A violência no país do nordeste da África, de 45 milhões de habitantes, explodiu em 15 de abril entre o exército do general Abdel Fatah al Burhan, governante de fato do Sudão desde o golpe de Estado de 2021, e seu grande rival, o general Mohamed Hamdan Daglo, líder das paramilitares Forças de Apoio Rápido (FAR).
Medo
Mais de 420 pessoas morreram e 3.700 ficaram feridas até o momento, segundo a Organização Mundial da Saúde (OMS).
"Temo por seu futuro", escreveu no Twitter o embaixador norueguês Endre Stiansen.
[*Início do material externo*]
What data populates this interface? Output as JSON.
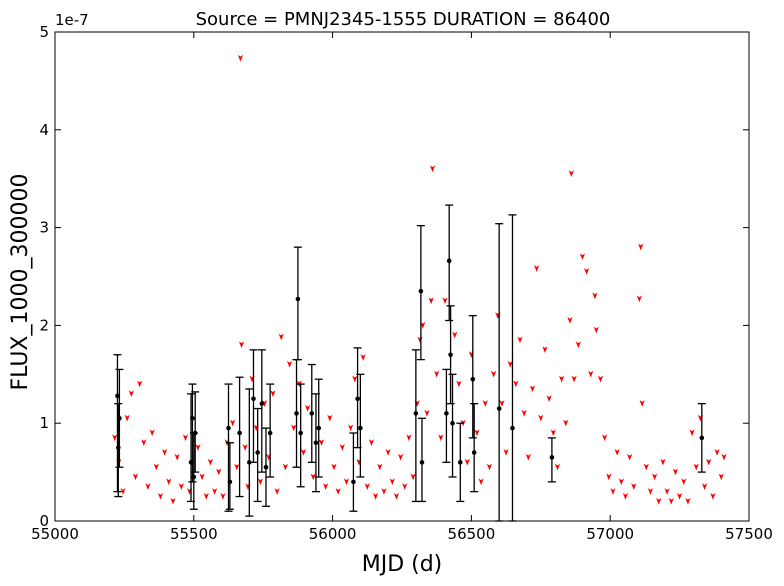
{
  "chart_data": {
    "type": "scatter",
    "title": "Source = PMNJ2345-1555 DURATION = 86400",
    "xlabel": "MJD (d)",
    "ylabel": "FLUX_1000_300000",
    "y_offset_label": "1e-7",
    "xlim": [
      55000,
      57500
    ],
    "ylim": [
      0,
      5
    ],
    "y_scale_factor": 1e-07,
    "x_ticks": [
      55000,
      55500,
      56000,
      56500,
      57000,
      57500
    ],
    "y_ticks": [
      0,
      1,
      2,
      3,
      4,
      5
    ],
    "grid": false,
    "colors": {
      "detections": "#000000",
      "upper_limits": "#ff0000",
      "axes": "#000000"
    },
    "series": [
      {
        "marker": "point-with-errorbars",
        "points": [
          {
            "x": 55225,
            "y": 1.28,
            "lo": 0.3,
            "hi": 1.7
          },
          {
            "x": 55228,
            "y": 0.75,
            "lo": 0.25,
            "hi": 1.2
          },
          {
            "x": 55232,
            "y": 1.05,
            "lo": 0.55,
            "hi": 1.55
          },
          {
            "x": 55490,
            "y": 0.6,
            "lo": 0.2,
            "hi": 1.3
          },
          {
            "x": 55495,
            "y": 1.05,
            "lo": 0.4,
            "hi": 1.4
          },
          {
            "x": 55500,
            "y": 0.45,
            "lo": 0.12,
            "hi": 0.9
          },
          {
            "x": 55505,
            "y": 0.9,
            "lo": 0.5,
            "hi": 1.32
          },
          {
            "x": 55625,
            "y": 0.95,
            "lo": 0.1,
            "hi": 1.4
          },
          {
            "x": 55630,
            "y": 0.4,
            "lo": 0.12,
            "hi": 0.8
          },
          {
            "x": 55665,
            "y": 0.9,
            "lo": 0.25,
            "hi": 1.47
          },
          {
            "x": 55700,
            "y": 0.6,
            "lo": 0.05,
            "hi": 1.35
          },
          {
            "x": 55715,
            "y": 1.25,
            "lo": 0.6,
            "hi": 1.75
          },
          {
            "x": 55730,
            "y": 0.7,
            "lo": 0.2,
            "hi": 1.15
          },
          {
            "x": 55745,
            "y": 1.2,
            "lo": 0.5,
            "hi": 1.75
          },
          {
            "x": 55760,
            "y": 0.55,
            "lo": 0.15,
            "hi": 0.95
          },
          {
            "x": 55775,
            "y": 0.9,
            "lo": 0.45,
            "hi": 1.4
          },
          {
            "x": 55870,
            "y": 1.1,
            "lo": 0.55,
            "hi": 1.65
          },
          {
            "x": 55875,
            "y": 2.27,
            "lo": 1.65,
            "hi": 2.8
          },
          {
            "x": 55885,
            "y": 0.9,
            "lo": 0.35,
            "hi": 1.4
          },
          {
            "x": 55925,
            "y": 1.1,
            "lo": 0.6,
            "hi": 1.6
          },
          {
            "x": 55940,
            "y": 0.8,
            "lo": 0.3,
            "hi": 1.3
          },
          {
            "x": 55950,
            "y": 0.95,
            "lo": 0.45,
            "hi": 1.45
          },
          {
            "x": 56075,
            "y": 0.4,
            "lo": 0.1,
            "hi": 0.9
          },
          {
            "x": 56090,
            "y": 1.25,
            "lo": 0.75,
            "hi": 1.77
          },
          {
            "x": 56100,
            "y": 0.95,
            "lo": 0.45,
            "hi": 1.5
          },
          {
            "x": 56300,
            "y": 1.1,
            "lo": 0.2,
            "hi": 1.75
          },
          {
            "x": 56318,
            "y": 2.35,
            "lo": 1.65,
            "hi": 3.02
          },
          {
            "x": 56322,
            "y": 0.6,
            "lo": 0.2,
            "hi": 1.05
          },
          {
            "x": 56410,
            "y": 1.1,
            "lo": 0.6,
            "hi": 1.55
          },
          {
            "x": 56420,
            "y": 2.66,
            "lo": 2.05,
            "hi": 3.23
          },
          {
            "x": 56425,
            "y": 1.7,
            "lo": 1.2,
            "hi": 2.2
          },
          {
            "x": 56432,
            "y": 1.0,
            "lo": 0.45,
            "hi": 1.5
          },
          {
            "x": 56460,
            "y": 0.6,
            "lo": 0.2,
            "hi": 1.0
          },
          {
            "x": 56505,
            "y": 1.45,
            "lo": 0.85,
            "hi": 2.1
          },
          {
            "x": 56510,
            "y": 0.7,
            "lo": 0.3,
            "hi": 1.2
          },
          {
            "x": 56600,
            "y": 1.15,
            "lo": 0.0,
            "hi": 3.04
          },
          {
            "x": 56648,
            "y": 0.95,
            "lo": 0.0,
            "hi": 3.13
          },
          {
            "x": 56790,
            "y": 0.65,
            "lo": 0.4,
            "hi": 0.85
          },
          {
            "x": 57330,
            "y": 0.85,
            "lo": 0.5,
            "hi": 1.2
          }
        ]
      },
      {
        "marker": "upper-limit-arrow",
        "points": [
          {
            "x": 55215,
            "y": 0.85
          },
          {
            "x": 55230,
            "y": 0.6
          },
          {
            "x": 55245,
            "y": 0.3
          },
          {
            "x": 55260,
            "y": 1.05
          },
          {
            "x": 55275,
            "y": 1.3
          },
          {
            "x": 55290,
            "y": 0.45
          },
          {
            "x": 55305,
            "y": 1.4
          },
          {
            "x": 55320,
            "y": 0.8
          },
          {
            "x": 55335,
            "y": 0.35
          },
          {
            "x": 55350,
            "y": 0.9
          },
          {
            "x": 55365,
            "y": 0.55
          },
          {
            "x": 55380,
            "y": 0.25
          },
          {
            "x": 55395,
            "y": 0.7
          },
          {
            "x": 55410,
            "y": 0.4
          },
          {
            "x": 55425,
            "y": 0.2
          },
          {
            "x": 55440,
            "y": 0.65
          },
          {
            "x": 55455,
            "y": 0.35
          },
          {
            "x": 55470,
            "y": 0.85
          },
          {
            "x": 55485,
            "y": 0.3
          },
          {
            "x": 55515,
            "y": 0.75
          },
          {
            "x": 55530,
            "y": 0.45
          },
          {
            "x": 55545,
            "y": 0.25
          },
          {
            "x": 55560,
            "y": 0.6
          },
          {
            "x": 55575,
            "y": 0.3
          },
          {
            "x": 55590,
            "y": 0.5
          },
          {
            "x": 55605,
            "y": 0.25
          },
          {
            "x": 55620,
            "y": 0.8
          },
          {
            "x": 55640,
            "y": 1.0
          },
          {
            "x": 55655,
            "y": 0.55
          },
          {
            "x": 55668,
            "y": 4.73
          },
          {
            "x": 55672,
            "y": 1.8
          },
          {
            "x": 55685,
            "y": 0.75
          },
          {
            "x": 55695,
            "y": 0.35
          },
          {
            "x": 55710,
            "y": 1.45
          },
          {
            "x": 55725,
            "y": 0.95
          },
          {
            "x": 55740,
            "y": 0.4
          },
          {
            "x": 55755,
            "y": 1.2
          },
          {
            "x": 55770,
            "y": 0.65
          },
          {
            "x": 55785,
            "y": 1.3
          },
          {
            "x": 55800,
            "y": 0.3
          },
          {
            "x": 55815,
            "y": 1.88
          },
          {
            "x": 55830,
            "y": 0.55
          },
          {
            "x": 55845,
            "y": 1.6
          },
          {
            "x": 55860,
            "y": 0.95
          },
          {
            "x": 55880,
            "y": 1.4
          },
          {
            "x": 55895,
            "y": 0.7
          },
          {
            "x": 55910,
            "y": 1.15
          },
          {
            "x": 55930,
            "y": 0.45
          },
          {
            "x": 55960,
            "y": 0.8
          },
          {
            "x": 55975,
            "y": 0.35
          },
          {
            "x": 55990,
            "y": 1.05
          },
          {
            "x": 56005,
            "y": 0.55
          },
          {
            "x": 56020,
            "y": 0.3
          },
          {
            "x": 56035,
            "y": 0.75
          },
          {
            "x": 56050,
            "y": 0.4
          },
          {
            "x": 56065,
            "y": 0.95
          },
          {
            "x": 56080,
            "y": 1.45
          },
          {
            "x": 56095,
            "y": 0.6
          },
          {
            "x": 56110,
            "y": 1.67
          },
          {
            "x": 56125,
            "y": 0.35
          },
          {
            "x": 56140,
            "y": 0.8
          },
          {
            "x": 56155,
            "y": 0.25
          },
          {
            "x": 56170,
            "y": 0.55
          },
          {
            "x": 56185,
            "y": 0.3
          },
          {
            "x": 56200,
            "y": 0.7
          },
          {
            "x": 56215,
            "y": 0.4
          },
          {
            "x": 56230,
            "y": 0.25
          },
          {
            "x": 56245,
            "y": 0.65
          },
          {
            "x": 56260,
            "y": 0.35
          },
          {
            "x": 56275,
            "y": 0.85
          },
          {
            "x": 56290,
            "y": 0.45
          },
          {
            "x": 56305,
            "y": 1.2
          },
          {
            "x": 56315,
            "y": 1.85
          },
          {
            "x": 56325,
            "y": 2.0
          },
          {
            "x": 56340,
            "y": 1.1
          },
          {
            "x": 56355,
            "y": 2.25
          },
          {
            "x": 56360,
            "y": 3.6
          },
          {
            "x": 56375,
            "y": 1.5
          },
          {
            "x": 56390,
            "y": 0.85
          },
          {
            "x": 56405,
            "y": 2.25
          },
          {
            "x": 56440,
            "y": 1.9
          },
          {
            "x": 56455,
            "y": 1.4
          },
          {
            "x": 56470,
            "y": 1.0
          },
          {
            "x": 56485,
            "y": 0.6
          },
          {
            "x": 56500,
            "y": 1.7
          },
          {
            "x": 56520,
            "y": 0.9
          },
          {
            "x": 56535,
            "y": 0.4
          },
          {
            "x": 56550,
            "y": 1.2
          },
          {
            "x": 56565,
            "y": 0.55
          },
          {
            "x": 56580,
            "y": 1.5
          },
          {
            "x": 56595,
            "y": 2.1
          },
          {
            "x": 56610,
            "y": 1.2
          },
          {
            "x": 56625,
            "y": 0.7
          },
          {
            "x": 56640,
            "y": 1.6
          },
          {
            "x": 56660,
            "y": 1.4
          },
          {
            "x": 56675,
            "y": 1.85
          },
          {
            "x": 56690,
            "y": 1.1
          },
          {
            "x": 56705,
            "y": 0.65
          },
          {
            "x": 56720,
            "y": 1.35
          },
          {
            "x": 56735,
            "y": 2.58
          },
          {
            "x": 56750,
            "y": 1.05
          },
          {
            "x": 56765,
            "y": 1.75
          },
          {
            "x": 56780,
            "y": 1.25
          },
          {
            "x": 56795,
            "y": 0.9
          },
          {
            "x": 56810,
            "y": 0.55
          },
          {
            "x": 56825,
            "y": 1.45
          },
          {
            "x": 56840,
            "y": 1.0
          },
          {
            "x": 56855,
            "y": 2.05
          },
          {
            "x": 56860,
            "y": 3.55
          },
          {
            "x": 56870,
            "y": 1.45
          },
          {
            "x": 56885,
            "y": 1.8
          },
          {
            "x": 56900,
            "y": 2.7
          },
          {
            "x": 56915,
            "y": 2.55
          },
          {
            "x": 56930,
            "y": 1.5
          },
          {
            "x": 56945,
            "y": 2.3
          },
          {
            "x": 56950,
            "y": 1.95
          },
          {
            "x": 56965,
            "y": 1.45
          },
          {
            "x": 56980,
            "y": 0.85
          },
          {
            "x": 56995,
            "y": 0.45
          },
          {
            "x": 57010,
            "y": 0.3
          },
          {
            "x": 57025,
            "y": 0.7
          },
          {
            "x": 57040,
            "y": 0.4
          },
          {
            "x": 57055,
            "y": 0.25
          },
          {
            "x": 57070,
            "y": 0.65
          },
          {
            "x": 57085,
            "y": 0.35
          },
          {
            "x": 57105,
            "y": 2.27
          },
          {
            "x": 57110,
            "y": 2.8
          },
          {
            "x": 57115,
            "y": 1.2
          },
          {
            "x": 57130,
            "y": 0.55
          },
          {
            "x": 57145,
            "y": 0.3
          },
          {
            "x": 57160,
            "y": 0.45
          },
          {
            "x": 57175,
            "y": 0.2
          },
          {
            "x": 57190,
            "y": 0.6
          },
          {
            "x": 57205,
            "y": 0.3
          },
          {
            "x": 57220,
            "y": 0.2
          },
          {
            "x": 57235,
            "y": 0.5
          },
          {
            "x": 57250,
            "y": 0.25
          },
          {
            "x": 57265,
            "y": 0.4
          },
          {
            "x": 57280,
            "y": 0.2
          },
          {
            "x": 57295,
            "y": 0.9
          },
          {
            "x": 57310,
            "y": 0.55
          },
          {
            "x": 57325,
            "y": 1.05
          },
          {
            "x": 57340,
            "y": 0.35
          },
          {
            "x": 57355,
            "y": 0.6
          },
          {
            "x": 57370,
            "y": 0.25
          },
          {
            "x": 57385,
            "y": 0.7
          },
          {
            "x": 57400,
            "y": 0.45
          },
          {
            "x": 57410,
            "y": 0.65
          }
        ],
        "band_note_free": true
      }
    ]
  }
}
Os habitantes de Cartum só têm um pensamento: abandonar a cidade, cenário de caos.
O sindicato dos médicos sudaneses lançou um apelo no Facebook nesta segunda-feira: "Vários bairros de Cartum estão sendo bombardeados, civis morreram e há quase cinquenta feridos, todos os médicos que estão por perto devem vir o mais rápido possível".
Os dois lados trocam acusações sobre ataques contra prisões para libertar centenas de detentos, assim como de roubos a casas e fábricas.
Também foram registrados confrontos nas proximidades de agências bancárias, que foram esvaziadas.
Em um país onde a inflação já supera três dígitos em períodos normais, o preço do arroz ou da gasolina atingiu níveis recordes.
E isto representa um grande problema, já que a gasolina é crucial para escapar dos combates: um veículo precisa de muito combustível para chegar ao vizinho Egito - 1.000 quilômetros ao norte -, onde milhares de sudaneses pretendem obter refúgio.
"À medida que os estrangeiros fogem, o impacto da violência em uma situação humanitária já crítica no Sudão é agravado", alertou a ONU.
No meio do fogo cruzado, as agências das Nações Unidas e outras organizações humanitárias suspenderam suas atividades no país.
Cinco trabalhadores humanitários - quatro deles da ONU - morreram e, de acordo com o sindicato dos médicos, quase 75% dos hospitais estão fora de serviço.
A fome ameaça
Os combates violentos entre as forças dos dois generais não apresentam sinais de trégua.
Os tiroteios são intensos na capital e seus arredores. Caças sobrevoam a região e os blindados paramilitares avançam.
A disputa entre Burhan e Daglo começou com os planos de integrar as FAR ao exército oficial, um requisito crucial do acordo para a restauração da democracia no Sudão após o golpe militar que derrubou o ditador Omar al Bashir em abril de 2019.
O Programa Mundial de Alimentos (PMA) advertiu que milhões de pessoas adicionais podem sofrer fome devido à violência, no terceiro maior país da África, onde em períodos normais um terço da população precisa de ajuda humanitária.